Step 1 : Understanding the Question:
This problem requires evaluating an indefinite integral that appears complex due to the nested functions: a polynomial $x^3$, a trigonometric sine function, and an inverse tangent function with an $x^4$ argument. To solve such an integral, we look for a functional dependency. Notice that $x^8$ is $(x^4)^2$ and the derivative of $x^4$ is related to $x^3$. This structure is a strong indicator that the "Method of Substitution" will reduce the complexity significantly.

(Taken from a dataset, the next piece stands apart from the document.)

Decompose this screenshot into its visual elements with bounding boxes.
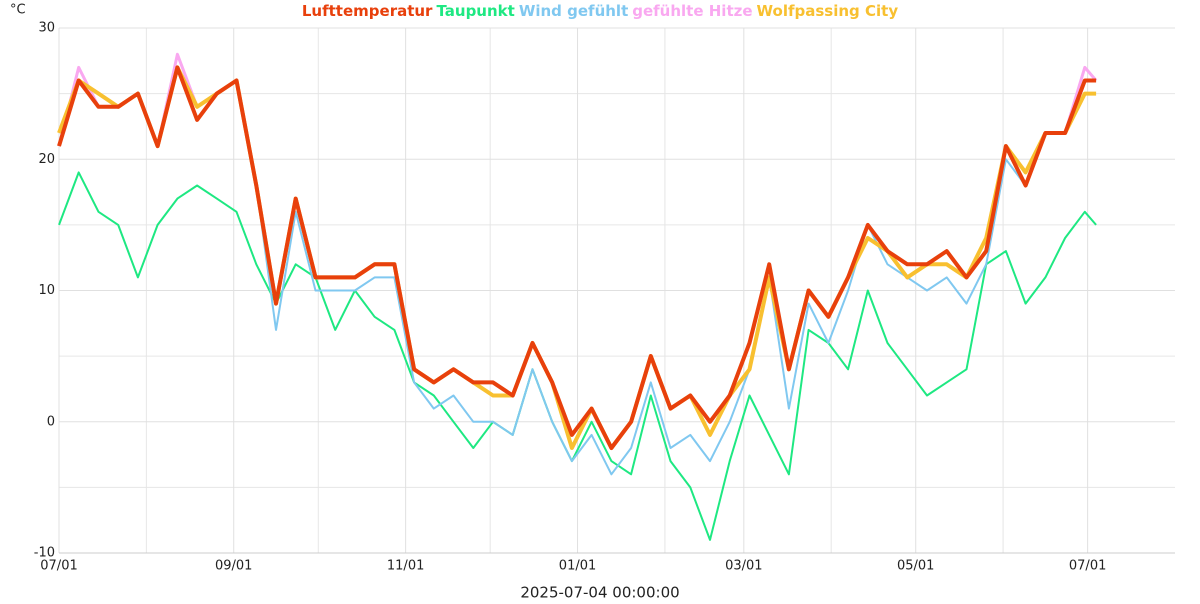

Step 2 : Key Formulas and approach:
We will use the substitution $u = \tan^{-1}(x^4)$. This is strategic because the derivative of $\tan^{-1}(v)$ is $1/(1+v^2)$. By applying the chain rule, we can find a expression for $du$ that perfectly matches the other components of the integrand.
Key formulas:
1. $\frac{d}{dx}[\tan^{-1}(f(x))] = \frac{1}{1 + [f(x)]^2} \cdot f'(x)$
2. $\int \sin u \, du = -\cos u + C$
Our approach is to transform the $x$-based integral into a simple trigonometric $u$-based integral.
Step 3 : Detailed Explanation:
Let $u = \tan^{-1}(x^4)$.
Differentiating $u$ with respect to $x$ using the chain rule: $\frac{du}{dx} = \frac{1}{1 + (x^4)^2} \cdot (4x^3) = \frac{4x^3}{1 + x^8}$.

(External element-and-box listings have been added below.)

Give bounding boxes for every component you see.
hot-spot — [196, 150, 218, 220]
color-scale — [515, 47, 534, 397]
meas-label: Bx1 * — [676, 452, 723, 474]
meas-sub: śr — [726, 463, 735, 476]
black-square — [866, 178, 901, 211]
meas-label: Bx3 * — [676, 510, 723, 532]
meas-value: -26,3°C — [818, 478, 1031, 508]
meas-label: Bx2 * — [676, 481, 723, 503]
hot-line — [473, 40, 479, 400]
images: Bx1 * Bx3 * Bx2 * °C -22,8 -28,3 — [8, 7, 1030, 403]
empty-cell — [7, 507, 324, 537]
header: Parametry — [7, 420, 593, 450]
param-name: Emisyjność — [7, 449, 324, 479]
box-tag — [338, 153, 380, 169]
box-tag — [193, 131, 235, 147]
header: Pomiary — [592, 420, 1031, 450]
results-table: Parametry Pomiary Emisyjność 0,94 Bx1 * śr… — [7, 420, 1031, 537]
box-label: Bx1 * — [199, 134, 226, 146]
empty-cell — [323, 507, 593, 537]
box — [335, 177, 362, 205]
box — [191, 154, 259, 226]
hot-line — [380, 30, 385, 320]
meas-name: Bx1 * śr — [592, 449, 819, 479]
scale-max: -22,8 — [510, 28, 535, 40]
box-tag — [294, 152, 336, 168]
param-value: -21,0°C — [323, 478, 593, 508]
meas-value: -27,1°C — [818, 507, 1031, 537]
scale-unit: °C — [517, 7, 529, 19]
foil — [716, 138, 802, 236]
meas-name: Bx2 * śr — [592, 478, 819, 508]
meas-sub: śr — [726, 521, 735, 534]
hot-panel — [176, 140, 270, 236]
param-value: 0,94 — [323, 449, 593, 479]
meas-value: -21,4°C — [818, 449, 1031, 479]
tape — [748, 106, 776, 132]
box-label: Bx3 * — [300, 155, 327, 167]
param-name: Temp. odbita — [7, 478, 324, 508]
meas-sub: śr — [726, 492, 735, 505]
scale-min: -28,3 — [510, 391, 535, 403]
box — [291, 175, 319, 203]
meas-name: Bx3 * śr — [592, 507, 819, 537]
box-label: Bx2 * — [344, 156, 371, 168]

Rearranging the differential terms: $du = \frac{4x^3}{1 + x^8} dx$, which implies that $\frac{1}{4} du = \frac{x^3}{1 + x^8} dx$.
Now, substitute these parts back into the original integral: $I = \int \sin(u) \cdot \frac{1}{4} du$.
Pull out the constant: $I = \frac{1}{4} \int \sin u \, du$.
Perform the standard integration: $I = \frac{1}{4} (-\cos u) + C = -\frac{1}{4} \cos u + C$.
Finally, replace $u$ with the original substitution $\tan^{-1}(x^4)$ to obtain the result in terms of $x$: $I = -\frac{1}{4} \cos [\tan^{-1}(x^4)] + C$.
Step 4 : Final Answer:
The indefinite integral is evaluated as $-\frac{1}{4} \cos [\tan^{-1}(x^4)] + C$.